Nos villes, nos droits, nos voi(es)x
© charlie.cesarr
Déambuler en ville ne représente pas le même niveau de stress pour un homme que pour une femme ou une personne issue d’une minorité, ni pour un·e adulte que pour un·e jeune. Combinez les deux et vous voici au cœur du sujet de notre article : les disparités et difficultés que peuvent rencontrer les adolescentes dans leur usage quotidien de la ville.
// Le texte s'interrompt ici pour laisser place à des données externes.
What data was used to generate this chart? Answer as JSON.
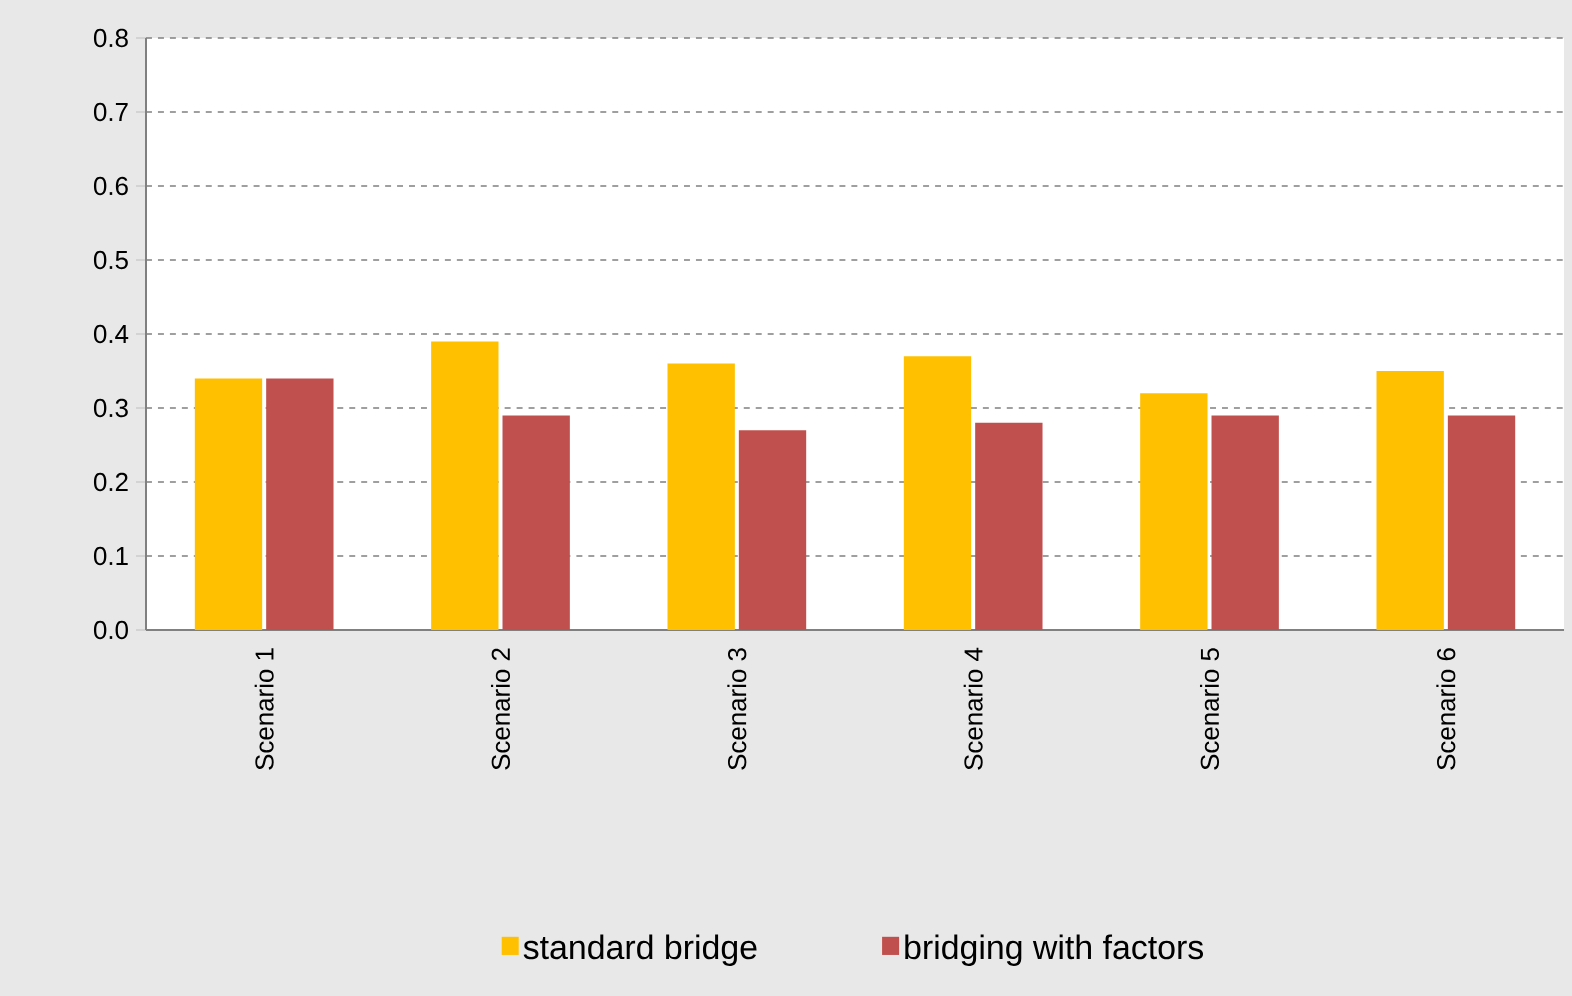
{
  "chart_data": {
    "type": "bar",
    "categories": [
      "Scenario 1",
      "Scenario 2",
      "Scenario 3",
      "Scenario 4",
      "Scenario 5",
      "Scenario 6"
    ],
    "series": [
      {
        "name": "standard bridge",
        "color": "#ffc000",
        "values": [
          0.34,
          0.39,
          0.36,
          0.37,
          0.32,
          0.35
        ]
      },
      {
        "name": "bridging with factors",
        "color": "#c0504d",
        "values": [
          0.34,
          0.29,
          0.27,
          0.28,
          0.29,
          0.29
        ]
      }
    ],
    "ylim": [
      0,
      0.8
    ],
    "yticks": [
      {
        "value": 0,
        "label": "0.0"
      },
      0.1,
      0.2,
      0.3,
      0.4,
      0.5,
      0.6,
      0.7,
      0.8
    ],
    "grid": "y",
    "legend": "bottom"
  }
}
Le droit à la ville des adolescentes et jeunes adultes
Au début d’un froid après-midi du mois de décembre, nous sommes parties à la rencontre de plusieurs groupes de jeunes entre 13 et 23 ans dans les rues de Bruxelles. Iels nous ont fait part des nombreuses difficultés mais aussi des joies et opportunités que représente la ville de Bruxelles. Nous avons décidé d’isoler certains problèmes majeurs mais nous avons également souhaité mettre en avant, via cet article, des initiatives déjà misent en place afin de faire évoluer la situation. En voici quelques exemples non exhaustifs.La catégorie des 12-18 ans est la partie oubliée des aménagements urbains et les jeunes filles tendent à davantage disparaître de nos rues. C’est également une période où les adolescentes découvrent et intériorisent à une vitesse accélérée la différenciation « sexué ». L’hostilité des espaces publics et des transports en commun les poussent dans de nombreuses situations à rester en alerte face à celles et ceux qui croisent leur chemin. Nous tenons à rappeler la vidéo de Sofie Peeters qui, en 2012, documente les harcèlements quotidiens subis dans les rues de Bruxelles.
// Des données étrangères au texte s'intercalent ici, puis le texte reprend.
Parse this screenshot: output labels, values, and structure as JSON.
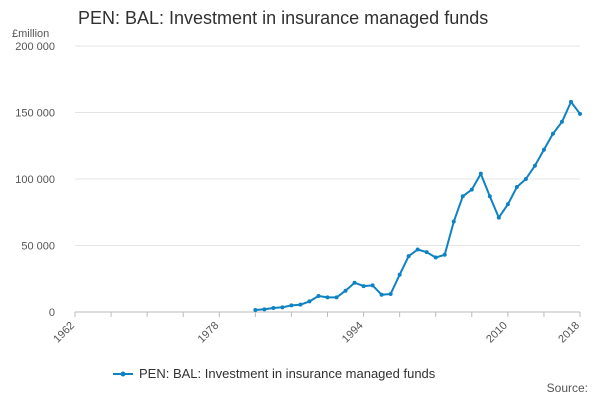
{
  "chart_data": {
    "type": "line",
    "title": "PEN: BAL: Investment in insurance managed funds",
    "ylabel": "£million",
    "xlabel": "",
    "x_ticks": [
      "1962",
      "1978",
      "1994",
      "2010",
      "2018"
    ],
    "y_ticks": [
      "0",
      "50 000",
      "100 000",
      "150 000",
      "200 000"
    ],
    "ylim": [
      0,
      200000
    ],
    "xlim": [
      1962,
      2018
    ],
    "grid": "horizontal",
    "legend_position": "bottom",
    "source_label": "Source:",
    "colors": {
      "series": "#0f82c2",
      "grid": "#e4e4e4",
      "axis": "#bbbbbb"
    },
    "series": [
      {
        "name": "PEN: BAL: Investment in insurance managed funds",
        "x": [
          1982,
          1983,
          1984,
          1985,
          1986,
          1987,
          1988,
          1989,
          1990,
          1991,
          1992,
          1993,
          1994,
          1995,
          1996,
          1997,
          1998,
          1999,
          2000,
          2001,
          2002,
          2003,
          2004,
          2005,
          2006,
          2007,
          2008,
          2009,
          2010,
          2011,
          2012,
          2013,
          2014,
          2015,
          2016,
          2017,
          2018
        ],
        "values": [
          1500,
          2000,
          3000,
          3500,
          5000,
          5500,
          8000,
          12000,
          11000,
          11000,
          16000,
          22000,
          19500,
          20000,
          13000,
          13500,
          28000,
          42000,
          47000,
          45000,
          41000,
          43000,
          68000,
          87000,
          92000,
          104000,
          87000,
          71000,
          81000,
          94000,
          100000,
          110000,
          122000,
          134000,
          143000,
          158000,
          149000
        ]
      }
    ]
  }
}
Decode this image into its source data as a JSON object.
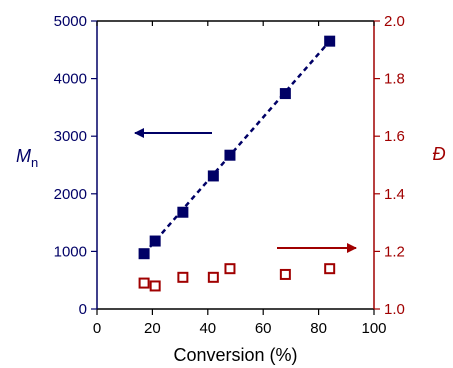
{
  "chart_data": {
    "type": "scatter",
    "title": "",
    "xlabel": "Conversion (%)",
    "xlim": [
      0,
      100
    ],
    "xticks": [
      0,
      20,
      40,
      60,
      80,
      100
    ],
    "y_left": {
      "label_main": "M",
      "label_sub": "n",
      "lim": [
        0,
        5000
      ],
      "ticks": [
        0,
        1000,
        2000,
        3000,
        4000,
        5000
      ],
      "color": "#000066"
    },
    "y_right": {
      "label": "Đ",
      "lim": [
        1.0,
        2.0
      ],
      "ticks": [
        "1.0",
        "1.2",
        "1.4",
        "1.6",
        "1.8",
        "2.0"
      ],
      "color": "#a00000"
    },
    "series": [
      {
        "axis": "left",
        "marker": "filled-square",
        "color": "#000066",
        "x": [
          17,
          21,
          31,
          42,
          48,
          68,
          84
        ],
        "y": [
          960,
          1180,
          1680,
          2310,
          2670,
          3740,
          4650
        ]
      },
      {
        "axis": "right",
        "marker": "open-square",
        "color": "#a00000",
        "x": [
          17,
          21,
          31,
          42,
          48,
          68,
          84
        ],
        "y": [
          1.09,
          1.08,
          1.11,
          1.11,
          1.14,
          1.12,
          1.14
        ]
      }
    ],
    "trendline": {
      "axis": "left",
      "style": "dashed",
      "color": "#000066",
      "x": [
        17,
        84
      ],
      "y": [
        960,
        4650
      ]
    },
    "annotations": [
      {
        "type": "arrow",
        "direction": "left",
        "points_to_axis": "left",
        "color": "#000066"
      },
      {
        "type": "arrow",
        "direction": "right",
        "points_to_axis": "right",
        "color": "#a00000"
      }
    ],
    "grid": false,
    "legend": "none"
  }
}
Les choses bougent tout de même du côté des pouvoirs publics. En Belgique et à Bruxelles en particulier, de nombreuses études ont été menées afin que des politiques urbaines plus inclusives soient mises en place. Nous devons cette prise de conscience, entre autres, aux nombreuses initiatives d’associations ou de groupes d’individus qui ont les premiers cherché à donner une voix aux jeunes adultes et prendre en compte leurs besoins.
(Dans la suite de notre article, les citations feront référence aux propos recueillis lors de nos entrevues et les noms sont fictifs.)
Mobilité
« Le tram ou le métro, c’est glauque ! » (Besma, 15 ans)« Quand je prends le train, je me colle toujours contre le mur. » (Noémie, 23 ans)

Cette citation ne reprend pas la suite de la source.